Now, there are things about this film that are enjoyable. The soundtrack holds up spectacularly (Flashdance was nominated for several Oscars that year, including for best film editing and best cinematography, but it only won one award: for best original song). And it’s still truly a pleasure to watch Beals’ dancing.

And Alex isn’t without her admirable qualities. She doesn’t suffer fools and has no problem telling men exactly what she thinks of them (like responding to a guy hitting on her by citing the size of the smallest penis ever documented) or fighting back against men who she thinks have wronged her. And her moves are sexy, though it’s telling that what she’s best remembered for is a simple, meaningless, seductive gesture.

I remembered these seductive qualities from when I first saw this movie in my mid teens. I recall thinking they were bold and enviable expressions of sexuality that I couldn’t fathom ever doing myself. So I was excited to watch the movie again to see how they look to me now that I’m 30.

But the film fails because its heroine is, ultimately, so empty. We don’t know why she does anything, what compels her to weld or to dance, who she wants to be. She is the heart of the film’s loose plot, but she’s just a shell of physicality and action. There are ample opportunities for women to talk—backstage at the club, when Alex and her sister Jeannie go ice skating, when Alex visits her elderly mentor, Hanna—but they mostly talk about men, or don’t talk at all. The film only barely passes the Bechdel test.

Perhaps we shouldn’t be surprised; Alex was never a great character. When the film was first released, critic Roger Ebert wrote: “This poor kid is so busy performing the pieces of business supplied to her by the manic screenwriters that she never gets a chance to develop a character.”

So why do we remember it differently? It may be because Alex was one of the first examples of strong, sexy female characters that began to pop up around the time when Flashdance came out. That might have distinguished her then, but it doesn’t stand up over time.

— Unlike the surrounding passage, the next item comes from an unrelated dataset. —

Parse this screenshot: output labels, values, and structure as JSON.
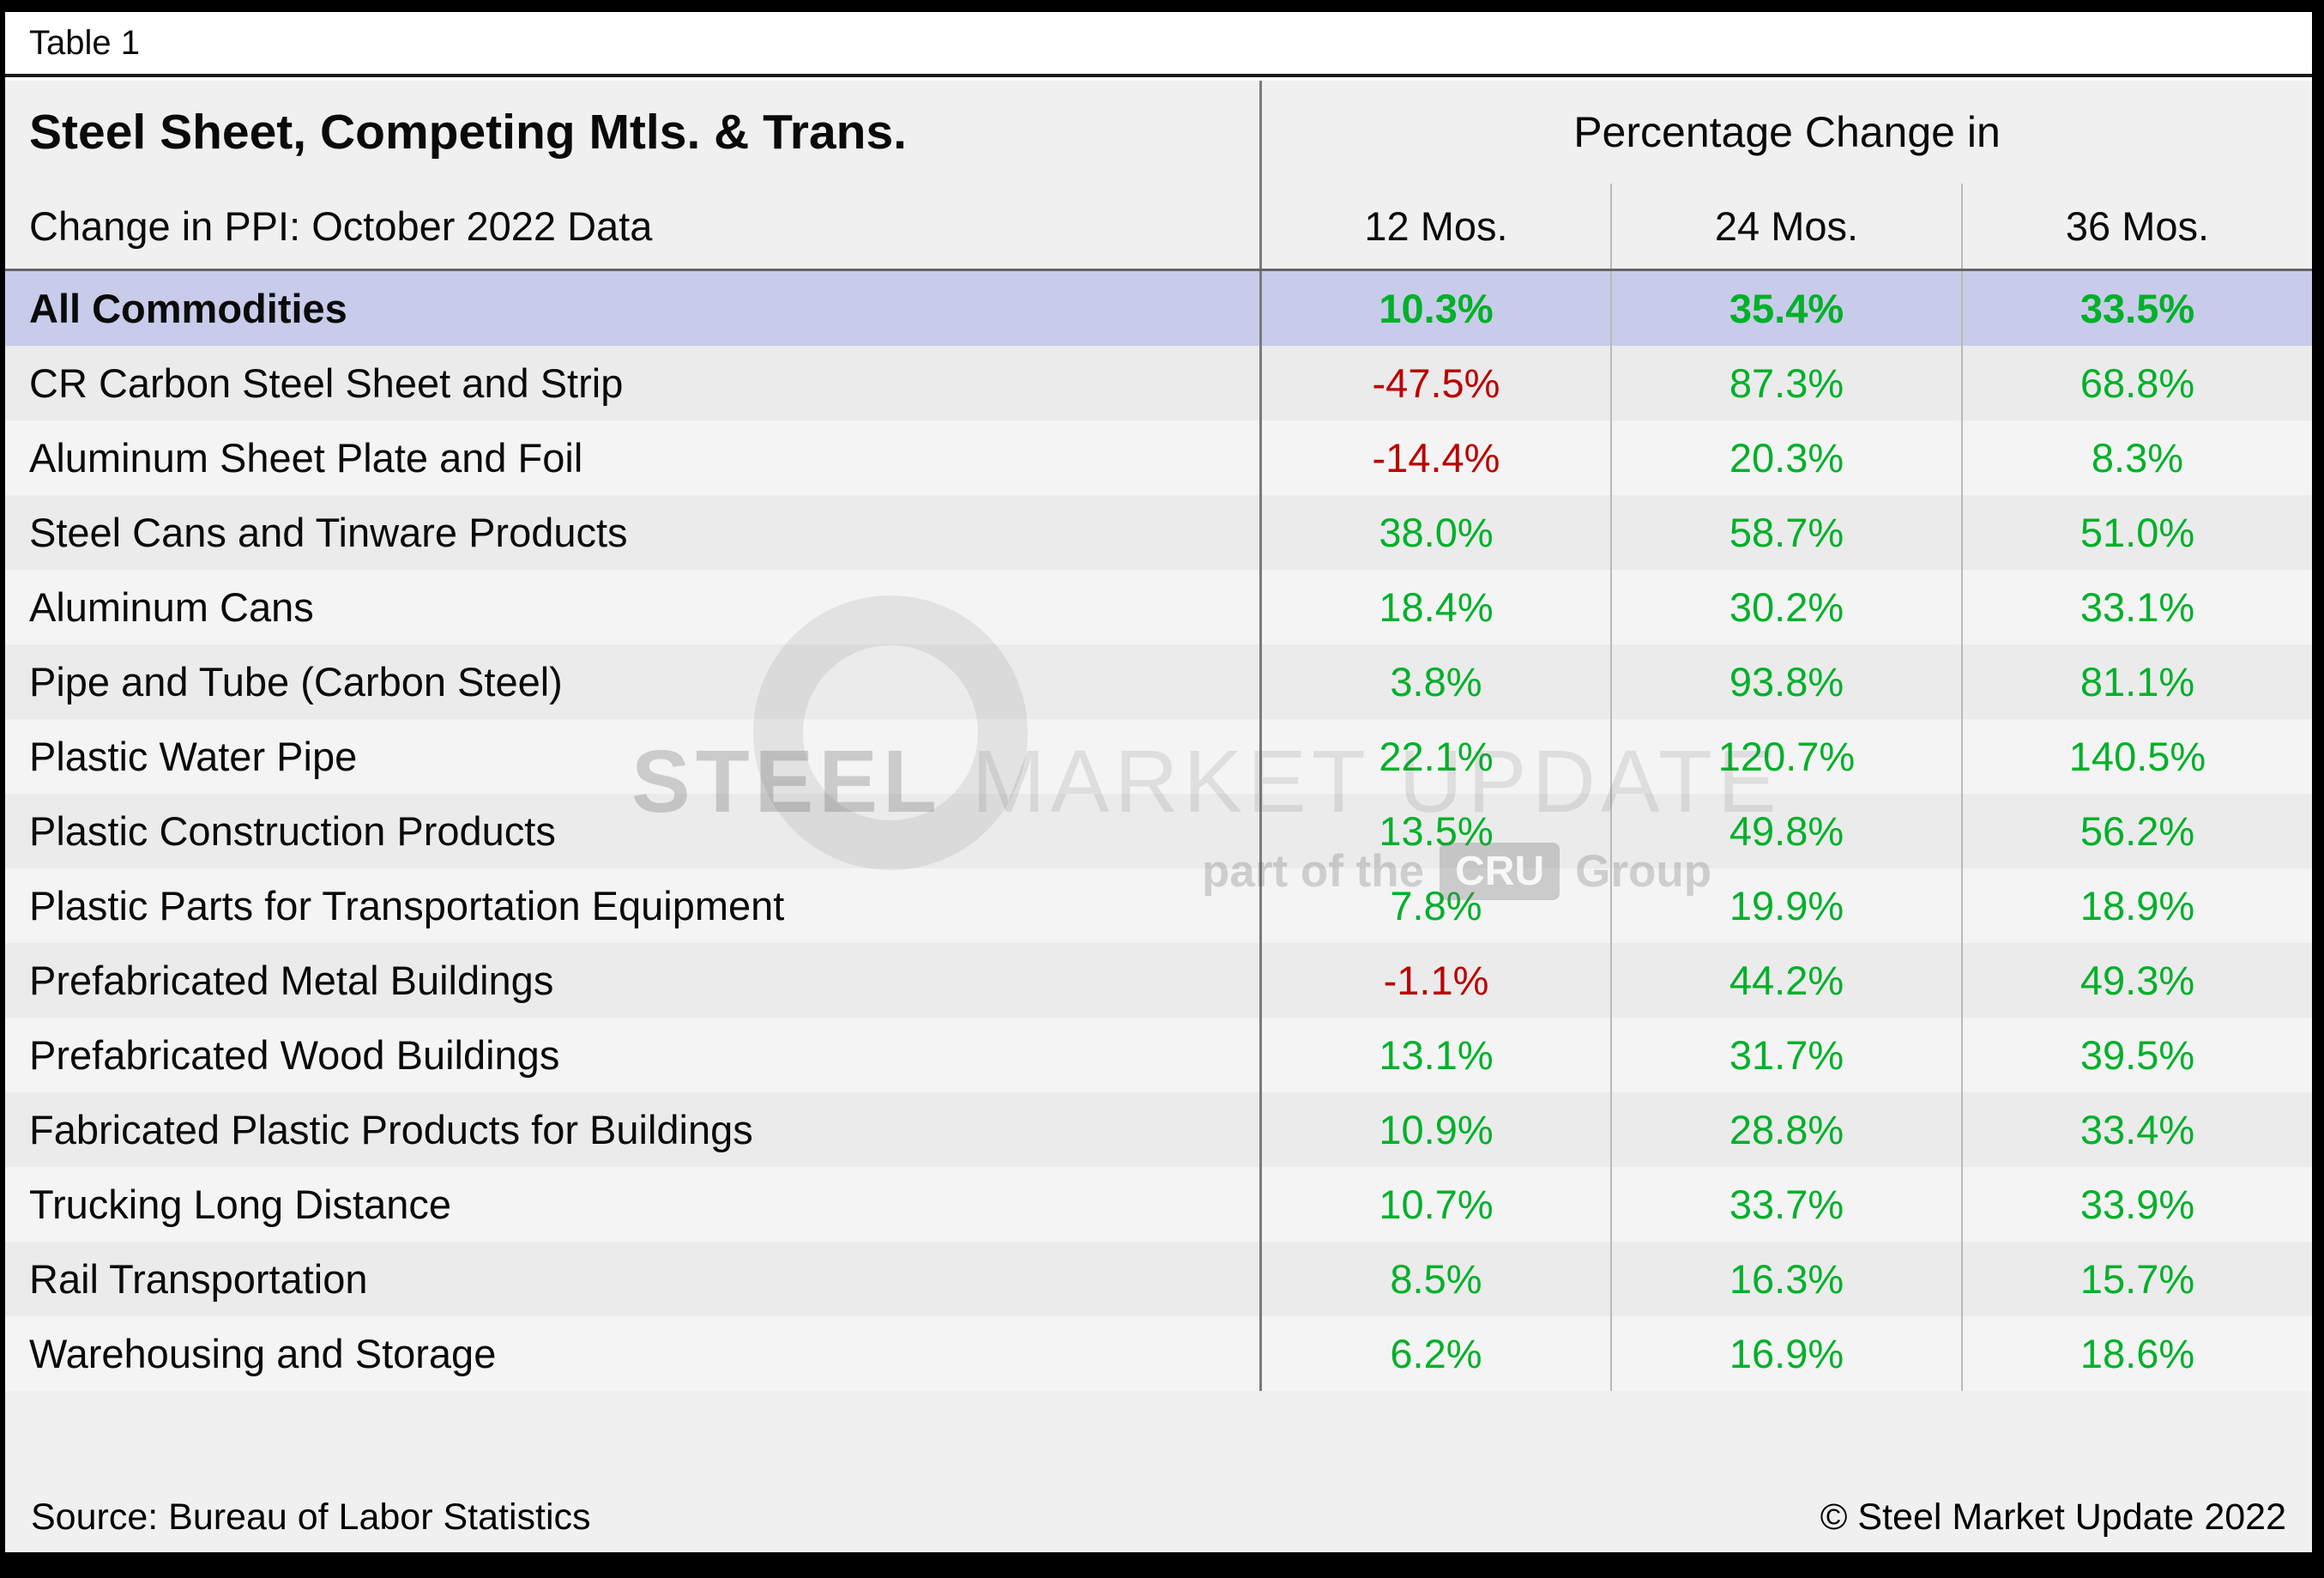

In the late 70s, many movies offered women roles as sex objects in need of saving—Carrie Fisher in Star Wars, Olivia Newton-John in Grease—or mothers/wives, like Meryl Streep in Sophie’s Choice, for which she won an Oscar in 1983. Starting in the early 80s, though, there was a proliferation of a new kind of female character, one who is feminine yet powerful. Think Sigourney Weaver’s Ripley in Alien. Most of these characters were limited to action movies, however. Flashdance’s Alex was a new brand of 80s girl, one who lived in the space of a rom-com but was strong and fiercely independent while still embracing her sexuality on her own terms.

To some less woke than Roger Ebert, Alex might have looked like this new strong female type, especially since other leading ladies at the time were even more flat, conventional, and oriented around men. But rewatching the movie in 2019, I find that Alex has more in common with the sex kittens and sexless moms because she is not a person who exists for herself. She’s a male fantasy embodied, there to be ogled while she works out, to stand up for herself and be hard-to-get only in a way that makes her sexier.

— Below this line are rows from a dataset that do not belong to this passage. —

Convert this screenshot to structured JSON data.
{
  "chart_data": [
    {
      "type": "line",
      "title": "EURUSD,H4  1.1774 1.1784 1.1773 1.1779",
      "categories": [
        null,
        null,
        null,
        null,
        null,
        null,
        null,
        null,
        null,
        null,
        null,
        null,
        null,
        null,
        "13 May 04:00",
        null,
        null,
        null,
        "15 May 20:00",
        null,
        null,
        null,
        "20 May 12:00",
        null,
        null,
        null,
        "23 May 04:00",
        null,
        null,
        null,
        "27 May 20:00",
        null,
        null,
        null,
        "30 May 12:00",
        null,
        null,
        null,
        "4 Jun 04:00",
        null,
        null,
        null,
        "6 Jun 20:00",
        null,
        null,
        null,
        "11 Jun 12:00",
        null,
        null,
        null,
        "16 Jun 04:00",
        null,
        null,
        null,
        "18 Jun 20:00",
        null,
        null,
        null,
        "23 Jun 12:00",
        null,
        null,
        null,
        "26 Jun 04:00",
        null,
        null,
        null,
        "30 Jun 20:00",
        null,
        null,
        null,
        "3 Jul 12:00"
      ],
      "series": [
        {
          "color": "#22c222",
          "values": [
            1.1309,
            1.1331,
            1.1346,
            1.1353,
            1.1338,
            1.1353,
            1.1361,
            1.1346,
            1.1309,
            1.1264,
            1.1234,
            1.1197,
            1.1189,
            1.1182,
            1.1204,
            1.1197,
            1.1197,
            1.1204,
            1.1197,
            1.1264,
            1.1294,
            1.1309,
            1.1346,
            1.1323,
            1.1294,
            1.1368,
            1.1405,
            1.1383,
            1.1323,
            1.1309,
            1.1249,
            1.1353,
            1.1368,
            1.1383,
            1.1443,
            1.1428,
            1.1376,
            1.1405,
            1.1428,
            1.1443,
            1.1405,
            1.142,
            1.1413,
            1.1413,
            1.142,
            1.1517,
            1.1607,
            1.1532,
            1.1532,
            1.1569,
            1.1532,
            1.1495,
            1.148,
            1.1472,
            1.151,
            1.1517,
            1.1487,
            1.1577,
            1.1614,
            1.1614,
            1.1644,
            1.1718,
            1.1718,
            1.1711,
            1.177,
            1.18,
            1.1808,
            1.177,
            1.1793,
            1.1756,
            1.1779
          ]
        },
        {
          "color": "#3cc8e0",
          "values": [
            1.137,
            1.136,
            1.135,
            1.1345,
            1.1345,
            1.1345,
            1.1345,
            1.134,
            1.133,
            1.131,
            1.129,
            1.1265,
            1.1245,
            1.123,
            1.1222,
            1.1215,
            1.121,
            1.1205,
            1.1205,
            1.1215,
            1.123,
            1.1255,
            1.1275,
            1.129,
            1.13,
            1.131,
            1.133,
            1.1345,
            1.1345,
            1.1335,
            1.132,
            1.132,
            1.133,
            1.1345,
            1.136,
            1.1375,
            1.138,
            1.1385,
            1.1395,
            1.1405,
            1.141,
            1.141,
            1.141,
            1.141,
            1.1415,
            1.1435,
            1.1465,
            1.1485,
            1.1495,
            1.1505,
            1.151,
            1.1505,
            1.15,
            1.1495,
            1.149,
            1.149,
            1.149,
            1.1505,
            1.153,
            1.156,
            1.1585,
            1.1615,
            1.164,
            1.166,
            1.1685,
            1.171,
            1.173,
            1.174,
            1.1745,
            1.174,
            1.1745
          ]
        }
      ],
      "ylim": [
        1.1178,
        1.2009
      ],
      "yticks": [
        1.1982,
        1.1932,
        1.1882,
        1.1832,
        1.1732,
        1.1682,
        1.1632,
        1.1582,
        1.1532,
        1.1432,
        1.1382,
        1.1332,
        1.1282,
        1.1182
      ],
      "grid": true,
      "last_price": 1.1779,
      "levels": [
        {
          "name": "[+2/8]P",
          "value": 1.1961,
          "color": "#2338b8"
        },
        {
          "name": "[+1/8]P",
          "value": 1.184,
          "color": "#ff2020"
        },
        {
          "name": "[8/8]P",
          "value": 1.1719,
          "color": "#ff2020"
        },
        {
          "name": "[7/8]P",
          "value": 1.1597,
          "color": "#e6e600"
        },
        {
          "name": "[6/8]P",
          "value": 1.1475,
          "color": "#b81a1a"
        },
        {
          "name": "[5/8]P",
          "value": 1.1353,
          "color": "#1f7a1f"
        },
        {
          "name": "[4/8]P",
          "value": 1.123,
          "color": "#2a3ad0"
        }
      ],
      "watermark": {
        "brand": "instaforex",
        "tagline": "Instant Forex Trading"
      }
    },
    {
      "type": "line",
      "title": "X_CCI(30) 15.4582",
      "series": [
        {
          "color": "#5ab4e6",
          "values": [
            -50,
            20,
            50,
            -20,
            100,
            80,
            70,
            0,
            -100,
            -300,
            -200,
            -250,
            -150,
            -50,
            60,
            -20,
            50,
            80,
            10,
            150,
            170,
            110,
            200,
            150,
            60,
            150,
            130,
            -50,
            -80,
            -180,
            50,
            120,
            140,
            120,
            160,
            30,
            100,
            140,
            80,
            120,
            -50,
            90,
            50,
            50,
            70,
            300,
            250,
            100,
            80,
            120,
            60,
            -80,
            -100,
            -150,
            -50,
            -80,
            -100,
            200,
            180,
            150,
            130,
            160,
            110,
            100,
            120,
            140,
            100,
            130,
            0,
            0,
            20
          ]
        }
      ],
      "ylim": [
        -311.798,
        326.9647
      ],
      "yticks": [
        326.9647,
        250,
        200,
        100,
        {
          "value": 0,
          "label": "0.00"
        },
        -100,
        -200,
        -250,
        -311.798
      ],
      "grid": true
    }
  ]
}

This is, no doubt, because of how Alex is written. Screenwriter Joe Eszterhas co-wrote Flashdance, along with several other films depicting sexy, ambitious women, such as Basic Instinct and Showgirls. Eszterhas notoriously excels at writing strong, sinister women. He just has no idea what makes them tick.

It’s hard to think that this would have happened if Flashdance were written by a woman. It’s not hard to picture what the film would be like if it got a 2019 revamp, a la Ghostbusters and Ocean’s 11—we’d get many more montages and complex storylines that give Alex depth of character and inner life, as well as for the women around her. And many fewer shots of her bikini line.